Tampoco el rol de la Defensoría del Pueblo sale bien parado. Ha debido ser precisamente la Defensoría la que actuara para defenderle ante los abusos del Estado y la falta de respuestas para rectificar una vez que se tomaron las decisiones erróneas en torno a sus tierras.
Al contrario, la Defensoría no ha defendido al pueblo, que en este caso era una persona concreta, Franklin Brito, sino que actuó en contra de éste, optando por favorecer al Estado. La reclusión de Brito en unas instalaciones hospitalarias en contra de su voluntad fue también una forma de acallar su protesta, y de intentar que ésta tuviese menos impacto público.
Es decir, fue otra manera de cercenar el derecho a la expresión. Esta pérdida de libertad fue refrendada por entidades que debieron defenderle, pero que le endilgaron una supuesta insania mental; a fin de cuentas se trató de desacreditarlo a los ojos del público. Su muerte, por el contrario, lo reivindica.
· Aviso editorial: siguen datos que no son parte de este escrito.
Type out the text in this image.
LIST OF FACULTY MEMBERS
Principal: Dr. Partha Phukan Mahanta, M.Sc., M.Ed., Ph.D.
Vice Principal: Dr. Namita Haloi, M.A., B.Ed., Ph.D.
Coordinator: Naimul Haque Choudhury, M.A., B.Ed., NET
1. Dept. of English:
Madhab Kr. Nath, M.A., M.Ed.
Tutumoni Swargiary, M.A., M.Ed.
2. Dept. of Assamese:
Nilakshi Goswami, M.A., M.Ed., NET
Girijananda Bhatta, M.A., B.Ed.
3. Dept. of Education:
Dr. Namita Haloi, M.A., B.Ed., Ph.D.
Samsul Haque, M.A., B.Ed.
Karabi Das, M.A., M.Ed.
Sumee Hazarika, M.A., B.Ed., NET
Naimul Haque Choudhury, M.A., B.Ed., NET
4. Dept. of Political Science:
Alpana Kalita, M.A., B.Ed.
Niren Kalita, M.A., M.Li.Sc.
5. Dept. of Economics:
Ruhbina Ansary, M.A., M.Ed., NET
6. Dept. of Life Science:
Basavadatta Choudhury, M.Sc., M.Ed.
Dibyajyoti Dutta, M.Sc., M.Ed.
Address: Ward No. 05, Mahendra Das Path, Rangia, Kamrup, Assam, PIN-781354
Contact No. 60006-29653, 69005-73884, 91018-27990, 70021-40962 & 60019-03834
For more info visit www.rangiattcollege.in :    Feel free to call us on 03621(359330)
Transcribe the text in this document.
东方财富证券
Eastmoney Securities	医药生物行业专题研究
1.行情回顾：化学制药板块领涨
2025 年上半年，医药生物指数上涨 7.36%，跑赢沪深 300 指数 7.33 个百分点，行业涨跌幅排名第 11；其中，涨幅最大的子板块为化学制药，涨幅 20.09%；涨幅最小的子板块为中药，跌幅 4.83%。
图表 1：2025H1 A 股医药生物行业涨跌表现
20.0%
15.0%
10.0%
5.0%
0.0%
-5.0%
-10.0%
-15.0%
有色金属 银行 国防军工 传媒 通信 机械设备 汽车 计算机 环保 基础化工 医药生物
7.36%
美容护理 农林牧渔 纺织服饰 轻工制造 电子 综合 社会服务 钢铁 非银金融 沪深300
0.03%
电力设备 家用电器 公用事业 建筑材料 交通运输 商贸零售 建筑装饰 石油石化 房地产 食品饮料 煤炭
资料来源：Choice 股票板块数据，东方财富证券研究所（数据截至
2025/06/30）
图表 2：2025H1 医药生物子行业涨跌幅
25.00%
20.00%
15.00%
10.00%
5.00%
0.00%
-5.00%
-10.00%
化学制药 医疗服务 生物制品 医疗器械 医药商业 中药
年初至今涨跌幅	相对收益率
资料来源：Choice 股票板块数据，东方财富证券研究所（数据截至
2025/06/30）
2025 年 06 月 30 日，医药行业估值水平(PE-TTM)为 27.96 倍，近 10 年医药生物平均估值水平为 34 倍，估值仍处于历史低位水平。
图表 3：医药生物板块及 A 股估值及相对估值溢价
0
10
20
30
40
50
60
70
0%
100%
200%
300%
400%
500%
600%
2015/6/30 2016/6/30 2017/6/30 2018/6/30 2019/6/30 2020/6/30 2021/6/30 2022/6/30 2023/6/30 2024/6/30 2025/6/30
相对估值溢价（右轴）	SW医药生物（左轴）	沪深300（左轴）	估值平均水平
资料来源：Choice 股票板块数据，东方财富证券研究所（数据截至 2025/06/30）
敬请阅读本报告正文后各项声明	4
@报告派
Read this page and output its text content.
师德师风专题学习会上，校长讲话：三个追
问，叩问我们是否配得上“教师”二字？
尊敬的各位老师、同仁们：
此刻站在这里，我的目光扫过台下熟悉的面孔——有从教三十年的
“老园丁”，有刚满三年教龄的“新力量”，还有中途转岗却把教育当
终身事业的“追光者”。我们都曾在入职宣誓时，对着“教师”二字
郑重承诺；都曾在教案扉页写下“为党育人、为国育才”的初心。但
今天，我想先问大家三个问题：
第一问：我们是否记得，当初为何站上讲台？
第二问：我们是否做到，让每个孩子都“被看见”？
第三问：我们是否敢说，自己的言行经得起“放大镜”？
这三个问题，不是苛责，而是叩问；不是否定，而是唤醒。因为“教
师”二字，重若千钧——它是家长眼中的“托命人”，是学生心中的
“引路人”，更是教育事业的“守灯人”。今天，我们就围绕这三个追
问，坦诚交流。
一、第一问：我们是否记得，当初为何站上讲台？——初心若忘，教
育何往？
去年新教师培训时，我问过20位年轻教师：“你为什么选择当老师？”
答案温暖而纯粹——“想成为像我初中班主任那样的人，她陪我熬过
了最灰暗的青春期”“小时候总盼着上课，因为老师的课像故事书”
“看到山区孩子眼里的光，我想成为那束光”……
La Defensoría y la Fiscalía tienen una clara responsabilidad en el fallecimiento de Brito, tal como lo ha señalado el comunicado de la coalición de organizaciones de derechos humanos, el Foro por la Vida.
Con Franklin Brito, en el fondo, no estuvo en juego sólo un asunto de tierras, sino el derecho a expresarse de un ciudadano. La sociedad democrática no debe olvidarlo.